Во втором акте еще до конфуза и катастрофы чувствовались ненужное возбуждение и разлад. Одни переигрывали, другие недоигрывали. Мудрые советы выкрикивали, словно весть о скором конце света, на приказ о казни Марии Шотландской смотрели, как на чашку не вовремя поданного чая. Участники маски двигались невпопад: Уилки сбил с толку плеяд, приняв вдруг позу Королевы духов с позолоченным мечом Астреи, а мальчишки из антимаски, сталкиваясь, метались по сцене, как обитатели разворошенного муравейника. Александр и Фредерика сидели в деревянном амфитеатре, оба теперь ненужные, и смотрели, как Лодж раздает подзатыльники маленьким сатирам и сгоняет опешивших дам и кавалеров в живописные группы, тут же разбредающиеся снова.

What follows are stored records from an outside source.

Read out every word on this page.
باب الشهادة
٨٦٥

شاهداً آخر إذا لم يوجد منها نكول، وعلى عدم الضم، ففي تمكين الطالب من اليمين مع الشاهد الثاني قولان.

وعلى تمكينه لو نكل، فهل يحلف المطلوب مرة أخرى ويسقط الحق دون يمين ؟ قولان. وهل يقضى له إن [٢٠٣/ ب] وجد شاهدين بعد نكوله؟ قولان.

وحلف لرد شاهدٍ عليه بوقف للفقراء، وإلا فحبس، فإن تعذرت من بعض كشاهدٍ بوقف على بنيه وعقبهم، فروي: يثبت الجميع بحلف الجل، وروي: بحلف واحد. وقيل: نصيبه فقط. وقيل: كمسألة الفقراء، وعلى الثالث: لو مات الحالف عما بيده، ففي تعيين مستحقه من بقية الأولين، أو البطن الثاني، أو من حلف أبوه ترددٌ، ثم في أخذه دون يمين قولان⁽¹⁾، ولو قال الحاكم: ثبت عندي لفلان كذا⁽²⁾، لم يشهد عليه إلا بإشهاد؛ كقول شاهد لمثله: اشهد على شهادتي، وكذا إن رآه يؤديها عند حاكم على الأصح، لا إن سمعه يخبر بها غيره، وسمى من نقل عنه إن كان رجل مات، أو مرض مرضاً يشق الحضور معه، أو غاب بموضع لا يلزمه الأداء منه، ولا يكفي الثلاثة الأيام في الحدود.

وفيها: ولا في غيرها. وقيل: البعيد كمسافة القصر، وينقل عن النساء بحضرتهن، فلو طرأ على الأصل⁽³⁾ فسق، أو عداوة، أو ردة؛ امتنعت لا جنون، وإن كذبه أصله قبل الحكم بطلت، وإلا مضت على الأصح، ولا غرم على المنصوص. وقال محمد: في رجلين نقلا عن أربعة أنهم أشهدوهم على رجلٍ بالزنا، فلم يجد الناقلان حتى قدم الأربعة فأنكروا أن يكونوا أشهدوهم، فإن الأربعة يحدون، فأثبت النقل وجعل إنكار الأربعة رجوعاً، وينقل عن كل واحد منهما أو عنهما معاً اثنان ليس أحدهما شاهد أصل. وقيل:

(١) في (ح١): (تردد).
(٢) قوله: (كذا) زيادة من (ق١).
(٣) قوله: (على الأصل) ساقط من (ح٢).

Когда уж в третий раз прозвучали кое-как сбивчивые звуки небесной гармонии, кто-то из музыкантов умудрился разбить инструмент о каменные перила. Наконец пришло время сцены с «несси-восси!». Это был звездный час Дженни – но только лишь неистощимо бодрый Уилки приступился к ней с большим чувством и знанием дела, как к верещанию струн, бульканью лютни, уханью бутылок и приглушенным вскрикам и смеху осаждаемой Бесс Трокмортон добавился новый звук. Он донесся издалека, из-за угла здания – что-то вроде грома и верезга железного обруча, который ребенок волочит по гравию. И шаги. Быстрые и ровные шаги, словно на марше. Между Астреей в красивой позе и отороченным мехом бароном Веруламом[304] воинственно просунулся передок детской коляски, отчаянно нуждающейся в смазке. Вслед за коляской возник Джеффри Перри. Он остановился в золотом свете, направленном на плеяд, сквозь роговые очки подслеповато высмотрел супругу и направился к ней – в идеально отглаженном сером костюме, с подозрительно спокойной улыбкой.
– С меня хватит, – благожелательно заявил он, как-то мимоходом вынимая руку Уилки из корсажа жены. – Я и так сделал больше, чем должен, а теперь довольно. Ты можешь сейчас вернуться домой либо забрать своего ребенка. А меня ждут дела. Я, представь себе, научный работник и не собираюсь больше петь колыбельные. Ты должна вернуться домой или устроить все как-то иначе. Я достаточно ясно выразился?
– Ты выставляешь себя дураком, – сказала Дженни. – Неужели не ясно, что я не могу сейчас вернуться, у нас генеральная репетиция. И ты не можешь…
– Еще как могу!
Во гневе человек всегда отчасти комичен. Фредерика громко фыркнула. В кустах кое-где захихикали мальчишки.
Джеффри посдергивал одеяльца и явил на свет божий Томаса, который немедленно и густо заревел. Лица отца и сына сделались пунцовыми.
– И вот так он постоянно, – сказал Джеффри. Томас извивался и завывал. – Ну что, ты идешь?
– Естественно, нет. – Дженни обернулась к Кроу, потом перевела взгляд на Уилки и прекрасно равнодушную Антею Уорбертон. На Александра смотреть боялась. Уилки и Кроу широко улыбались, как показалось ей, с чисто мужским злорадством.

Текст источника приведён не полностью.